The European Parliament’s new term starts on July 2, but negotiations over political groupings have been underway since the end of last month. Now though it’s time to put MEPs into key roles and all the EU’s top positions are being voted on. According to the information:

“One of the big things to keep an eye on is who will replace Jean-Claude Juncker as president of the European Commission. The new European Commission will take office in November. EU leaders will attempt to pick a candidate, taking account of last month’s results, before MEPs cast their vote. Given the Commission proposes and enforces EU law, manages policies, negotiates international agreements and allocates funding, this is a crucial role.”
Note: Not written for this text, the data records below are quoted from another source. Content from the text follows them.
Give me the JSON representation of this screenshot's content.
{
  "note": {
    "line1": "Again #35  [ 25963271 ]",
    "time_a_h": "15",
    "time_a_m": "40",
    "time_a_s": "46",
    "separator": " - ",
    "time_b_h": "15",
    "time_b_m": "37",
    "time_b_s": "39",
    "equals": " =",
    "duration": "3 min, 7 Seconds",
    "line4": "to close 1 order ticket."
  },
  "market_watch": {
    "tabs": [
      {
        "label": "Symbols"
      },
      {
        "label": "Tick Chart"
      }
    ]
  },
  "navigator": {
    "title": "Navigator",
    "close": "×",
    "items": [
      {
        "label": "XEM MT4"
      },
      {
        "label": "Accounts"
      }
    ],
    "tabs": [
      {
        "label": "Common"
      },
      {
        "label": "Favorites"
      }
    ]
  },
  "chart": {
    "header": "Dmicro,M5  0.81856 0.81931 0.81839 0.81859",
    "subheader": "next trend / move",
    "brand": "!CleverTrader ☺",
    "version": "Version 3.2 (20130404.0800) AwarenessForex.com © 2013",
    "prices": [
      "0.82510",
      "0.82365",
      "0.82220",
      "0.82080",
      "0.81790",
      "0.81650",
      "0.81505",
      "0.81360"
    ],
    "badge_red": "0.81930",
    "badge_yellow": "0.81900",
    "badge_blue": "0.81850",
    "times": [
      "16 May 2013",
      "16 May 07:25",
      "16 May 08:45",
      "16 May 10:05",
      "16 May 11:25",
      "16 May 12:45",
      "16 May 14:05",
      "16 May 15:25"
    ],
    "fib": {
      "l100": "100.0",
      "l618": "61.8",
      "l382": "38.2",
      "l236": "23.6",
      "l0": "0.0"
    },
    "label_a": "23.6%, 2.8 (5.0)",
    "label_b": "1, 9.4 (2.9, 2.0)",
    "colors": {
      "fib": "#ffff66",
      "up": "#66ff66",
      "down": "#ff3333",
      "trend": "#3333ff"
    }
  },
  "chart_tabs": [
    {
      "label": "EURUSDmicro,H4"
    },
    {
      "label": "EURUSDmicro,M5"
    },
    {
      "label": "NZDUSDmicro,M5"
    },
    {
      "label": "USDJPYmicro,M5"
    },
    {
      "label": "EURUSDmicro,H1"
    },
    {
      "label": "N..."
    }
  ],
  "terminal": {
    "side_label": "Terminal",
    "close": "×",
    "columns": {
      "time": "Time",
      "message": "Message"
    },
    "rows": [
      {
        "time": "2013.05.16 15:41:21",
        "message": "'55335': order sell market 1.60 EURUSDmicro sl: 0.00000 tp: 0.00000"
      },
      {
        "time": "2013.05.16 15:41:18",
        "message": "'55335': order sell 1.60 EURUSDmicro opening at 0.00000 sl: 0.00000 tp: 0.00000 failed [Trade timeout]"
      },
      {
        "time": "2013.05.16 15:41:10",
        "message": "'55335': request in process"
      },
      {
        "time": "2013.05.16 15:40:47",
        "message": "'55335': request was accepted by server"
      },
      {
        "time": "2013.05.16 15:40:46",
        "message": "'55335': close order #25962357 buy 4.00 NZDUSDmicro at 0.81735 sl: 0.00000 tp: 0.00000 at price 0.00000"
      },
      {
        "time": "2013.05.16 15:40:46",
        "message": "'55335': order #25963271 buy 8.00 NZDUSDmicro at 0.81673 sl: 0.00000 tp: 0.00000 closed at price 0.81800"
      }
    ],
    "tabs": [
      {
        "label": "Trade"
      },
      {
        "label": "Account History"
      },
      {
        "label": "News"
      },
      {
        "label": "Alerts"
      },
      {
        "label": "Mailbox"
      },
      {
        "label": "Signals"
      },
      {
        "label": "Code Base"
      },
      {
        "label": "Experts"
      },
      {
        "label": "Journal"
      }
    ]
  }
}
With the shift in the balance of power that came with the elections, the Greens as one of the four main blocks have been in talks throughout the preceding weeks. With considerably more power than in previous Parliaments, we aim and hope to use this position to prioritise action on climate and biodiversity, social justice, employment, poverty and transparency. As the democratic process unfolds, I’ll be curious to see how it compares to the politics here in the UK.

Meanwhile this week…

Good:

A good result for Blackpool after Garry Richardson of Blackpool & Fylde Green Party started a petition that eventuated in this:

“Councillors unanimously backed moves to ensure the authority does everything it can to tackle global warming including to make “clear its fundamental opposition to the practice of fracking.”

More here.

Bad:

Three anti-fracking campaigners from the Preston New Road Rolling Roadside Protest faced charges of Contempt of Court this week; accused of breaching an injunction at the site. The court found them guilty but has deferred sentencing until after a challenge to the injunction is heard.
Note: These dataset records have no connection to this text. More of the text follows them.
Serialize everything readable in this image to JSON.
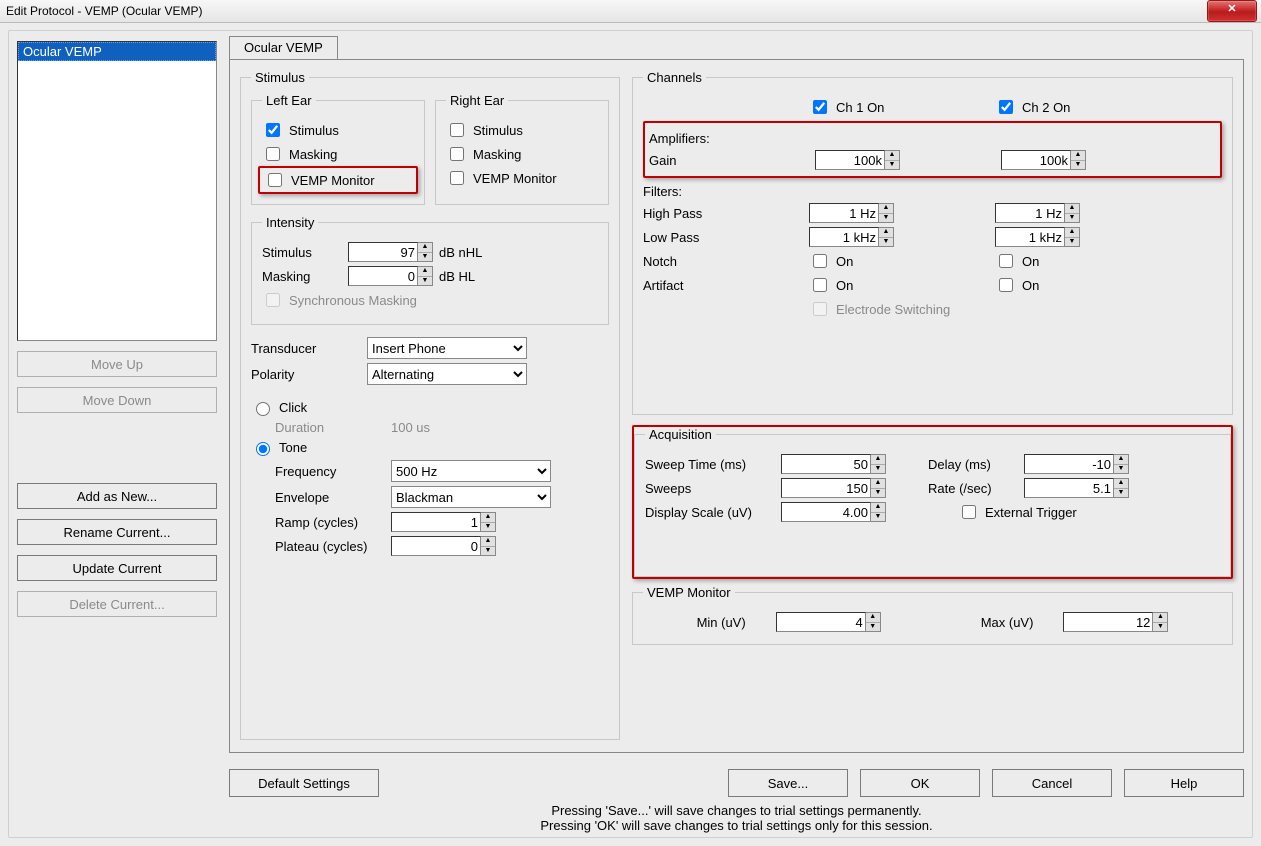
{
  "titlebar": {
    "title": "Edit Protocol - VEMP (Ocular VEMP)",
    "close_glyph": "✕"
  },
  "leftcol": {
    "list_item": "Ocular VEMP",
    "move_up": "Move Up",
    "move_down": "Move Down",
    "add_as_new": "Add as New...",
    "rename_current": "Rename Current...",
    "update_current": "Update Current",
    "delete_current": "Delete Current..."
  },
  "tab": {
    "label": "Ocular VEMP"
  },
  "stimulus": {
    "legend": "Stimulus",
    "left_ear": {
      "legend": "Left Ear",
      "stimulus": "Stimulus",
      "masking": "Masking",
      "vemp_monitor": "VEMP Monitor",
      "stimulus_checked": true,
      "masking_checked": false,
      "vemp_checked": false
    },
    "right_ear": {
      "legend": "Right Ear",
      "stimulus": "Stimulus",
      "masking": "Masking",
      "vemp_monitor": "VEMP Monitor",
      "stimulus_checked": false,
      "masking_checked": false,
      "vemp_checked": false
    },
    "intensity": {
      "legend": "Intensity",
      "stimulus_label": "Stimulus",
      "stimulus_value": "97",
      "stimulus_unit": "dB nHL",
      "masking_label": "Masking",
      "masking_value": "0",
      "masking_unit": "dB HL",
      "sync_masking": "Synchronous Masking",
      "sync_masking_checked": false
    },
    "transducer_label": "Transducer",
    "transducer_value": "Insert Phone",
    "polarity_label": "Polarity",
    "polarity_value": "Alternating",
    "mode_click": "Click",
    "mode_tone": "Tone",
    "mode_selected": "tone",
    "duration_label": "Duration",
    "duration_value": "100 us",
    "frequency_label": "Frequency",
    "frequency_value": "500 Hz",
    "envelope_label": "Envelope",
    "envelope_value": "Blackman",
    "ramp_label": "Ramp (cycles)",
    "ramp_value": "1",
    "plateau_label": "Plateau (cycles)",
    "plateau_value": "0"
  },
  "channels": {
    "legend": "Channels",
    "ch1": "Ch 1 On",
    "ch1_checked": true,
    "ch2": "Ch 2 On",
    "ch2_checked": true,
    "amplifiers": "Amplifiers:",
    "gain": "Gain",
    "gain1": "100k",
    "gain2": "100k",
    "filters": "Filters:",
    "high_pass": "High Pass",
    "hp1": "1 Hz",
    "hp2": "1 Hz",
    "low_pass": "Low Pass",
    "lp1": "1 kHz",
    "lp2": "1 kHz",
    "notch": "Notch",
    "on": "On",
    "artifact": "Artifact",
    "notch1": false,
    "notch2": false,
    "artifact1": false,
    "artifact2": false,
    "electrode_switching": "Electrode Switching",
    "electrode_switching_checked": false
  },
  "acquisition": {
    "legend": "Acquisition",
    "sweep_time": "Sweep Time (ms)",
    "sweep_time_val": "50",
    "delay": "Delay (ms)",
    "delay_val": "-10",
    "sweeps": "Sweeps",
    "sweeps_val": "150",
    "rate": "Rate (/sec)",
    "rate_val": "5.1",
    "display_scale": "Display Scale (uV)",
    "display_scale_val": "4.00",
    "ext_trigger": "External Trigger",
    "ext_trigger_checked": false
  },
  "vemp_monitor": {
    "legend": "VEMP Monitor",
    "min_label": "Min (uV)",
    "min_val": "4",
    "max_label": "Max (uV)",
    "max_val": "12"
  },
  "bottom": {
    "default_settings": "Default Settings",
    "save": "Save...",
    "ok": "OK",
    "cancel": "Cancel",
    "help": "Help",
    "line1": "Pressing 'Save...' will save changes to trial settings permanently.",
    "line2": "Pressing 'OK' will save changes to trial settings only for this session."
  }
}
The future will celebrate the protesters’ efforts and wonder what was driving government policy and Cuadrilla’s choices in this age of climate emergency. It will also surely learn the lesson that peaceful protest is a crucial safety valve in our societies, a way of the people pointing out to the government when they are getting decisions wrong and refusing to acknowledge their error.

Where hope lies:

There’s a fantastic interview out this week between two amazing young women, well worth your time. Here’s an excerpt followed by the link:

‘Hope is not something that you have. Hope is something that you create, with your actions.’

Alexandria Ocasio-Cortez:

“I went to Standing Rock, in the Dakotas, to fight against a fracking pipeline. It seemed impossible at the time. It was just normal people, showing up, just standing on the land to prevent this pipeline from going through. And it made me feel extremely powerful, even though we had nothing, materially – just the act of standing up to some of the most powerful corporations in the world. From there I learned that hope is not something that you have. Hope is something that you create, with your actions. Hope is something you have to manifest into the world, and once one person has hope, it can be contagious. Other people start acting in a way that has more hope.”

Greta Thunberg:

Most of us know that this is going to affect us in our lifetimes – it’s not just something that might happen in the future. It’s already here and it’s going to get worse, and many of us understand that this is going to make our lives much worse. And also that as young people, we aren’t as used to the system. We don’t say, “It’s always been like this, we can’t change anything.” ..it always reminds me a lot of the Emperor’s New Clothes. Everyone believes in this lie, that only a child dares to question.”